Return of Nadan cuisine
It is a taste that has been imbibed from our childhood — the aroma and flavour of homemade food cooked at home by the loving hands of our mothers. Perhaps it is that umbilical link with our childhood and youth that has made nadan food ever popular. Western, European and Chinese food may have made a significant impact amongst the youth but the pull of nadan food cannot be severed.
Sumaija, a chef who is into healthy living and an expert on various kinds of cuisine, states, “Our taste buds have become accustomed to the flavour of the authentic spices and masalas present in our nadan food. I personally feel you can relish Western or Chinese fare for three days but more that, your taste buds start yearning for nadan food.” The youngsters of today are weaned on a diet of hamburgers or other junk food and so nadan food has accommodated that change.
Sumaija says, “There is something called Kadathanadan Chicken Curry in the Malabar region but that has now slightly altered to suit new-gen sensibilities by incorporating capsicum, soya, chilli and soy sauce into the recipes. Even in the usual chicken curry, sauces are sometimes added for taste. Even I have tried to introduce novel twists to nadan recipes.
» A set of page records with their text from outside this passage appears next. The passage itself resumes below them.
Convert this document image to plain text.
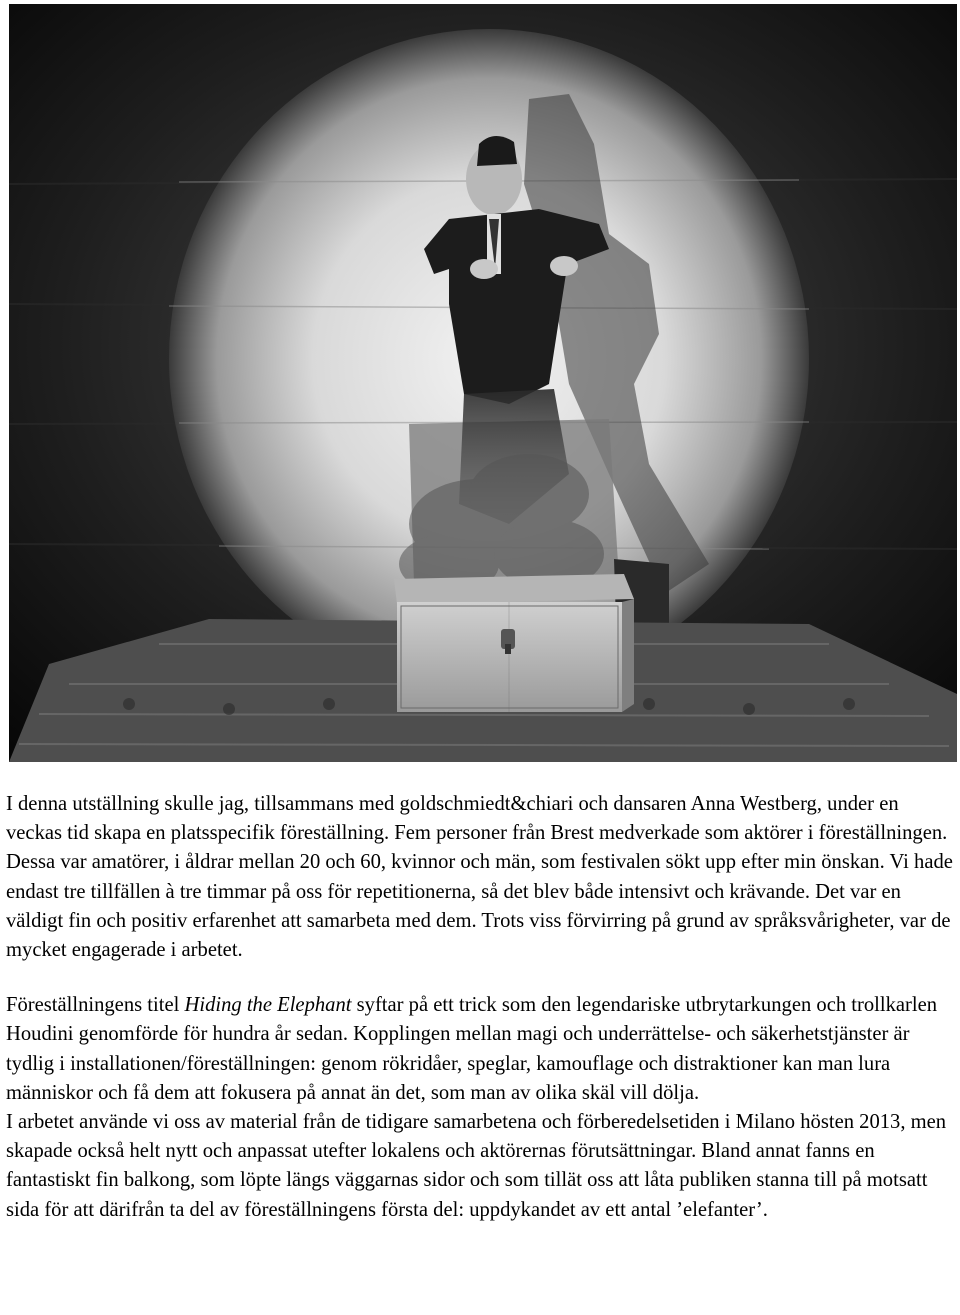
I denna utställning skulle jag, tillsammans med goldschmiedt&chiari och dansaren Anna Westberg, under en veckas tid skapa en platsspecifik föreställning. Fem personer från Brest medverkade som aktörer i föreställningen. Dessa var amatörer, i åldrar mellan 20 och 60, kvinnor och män, som festivalen sökt upp efter min önskan. Vi hade endast tre tillfällen à tre timmar på oss för repetitionerna, så det blev både intensivt och krävande. Det var en väldigt fin och positiv erfarenhet att samarbeta med dem. Trots viss förvirring på grund av språksvårigheter, var de mycket engagerade i arbetet.

Föreställningens titel Hiding the Elephant syftar på ett trick som den legendariske utbrytarkungen och trollkarlen Houdini genomförde för hundra år sedan. Kopplingen mellan magi och underrättelse- och säkerhetstjänster är tydlig i installationen/föreställningen: genom rökridåer, speglar, kamouflage och distraktioner kan man lura människor och få dem att fokusera på annat än det, som man av olika skäl vill dölja.

I arbetet använde vi oss av material från de tidigare samarbetena och förberedelsetiden i Milano hösten 2013, men skapade också helt nytt och anpassat utefter lokalens och aktörernas förutsättningar. Bland annat fanns en fantastiskt fin balkong, som löpte längs väggarnas sidor och som tillät oss att låta publiken stanna till på motsatt sida för att därifrån ta del av föreställningens första del: uppdykandet av ett antal ’elefanter’.
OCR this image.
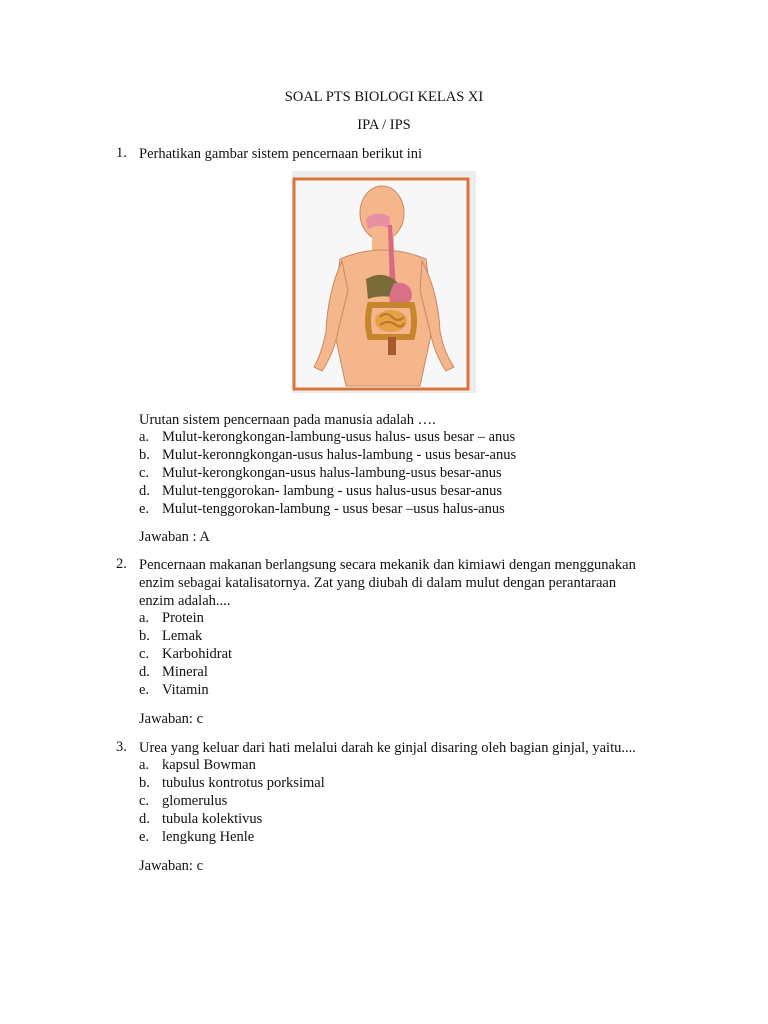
SOAL PTS BIOLOGI KELAS XI
IPA / IPS
1. Perhatikan gambar sistem pencernaan berikut ini
Urutan sistem pencernaan pada manusia adalah ….
a. Mulut-kerongkongan-lambung-usus halus- usus besar – anus
b. Mulut-keronngkongan-usus halus-lambung - usus besar-anus
c. Mulut-kerongkongan-usus halus-lambung-usus besar-anus
d. Mulut-tenggorokan- lambung - usus halus-usus besar-anus
e. Mulut-tenggorokan-lambung - usus besar –usus halus-anus
Jawaban : A
2. Pencernaan makanan berlangsung secara mekanik dan kimiawi dengan menggunakan
enzim sebagai katalisatornya. Zat yang diubah di dalam mulut dengan perantaraan
enzim adalah....
a. Protein
b. Lemak
c. Karbohidrat
d. Mineral
e. Vitamin
Jawaban: c
3. Urea yang keluar dari hati melalui darah ke ginjal disaring oleh bagian ginjal, yaitu....
a. kapsul Bowman
b. tubulus kontrotus porksimal
c. glomerulus
d. tubula kolektivus
e. lengkung Henle
Jawaban: c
I have made the dum biriyani in a plantain leaf and even in a puttu maker. Lately, the outlook of healthy living has made people return to authentic nadan dishes prepared in mud pots.”
Bringing back theatre
D. Reghoothaman, founder member, Abhinaya Theatre Research Centre, Thiruvananthapuram, says, “Theatre surpasses the mechanised nature of cinema and television. In a play, the actor goes live before an audience and interacts with the viewers after the performance. At a sub-conscious level, the audience strikes a bond with the performer. If the viewer catcalls, it affects an actor immediately, whereas a movie could progress without affecting the people on screen. The frequency of number of stages develops a familial bond within the team. It is the same team that performs for every recurrence and hence they can’t hold on to a disagreement or disapproval between one another for long. These two are the factors that stand theatre in good stead till now.”
Over time, people have lost interest to veer towards the hazzle-free, easy access to the various means of entertainment. This was expected well before. The growth of dine out culture has fortified the craving for the direct experience of an art form. Theatre is always inventing and exploring in form and content to fit into the changing times. It incorporates the techniques of video, dance, painting and more. Less narration and more impact is the style. It is a wonderful tool to contribute for the emotional and social growth of a child. There is theatre therapy for autistic children. After all, what a play requires is an actor and an acting floor to perform.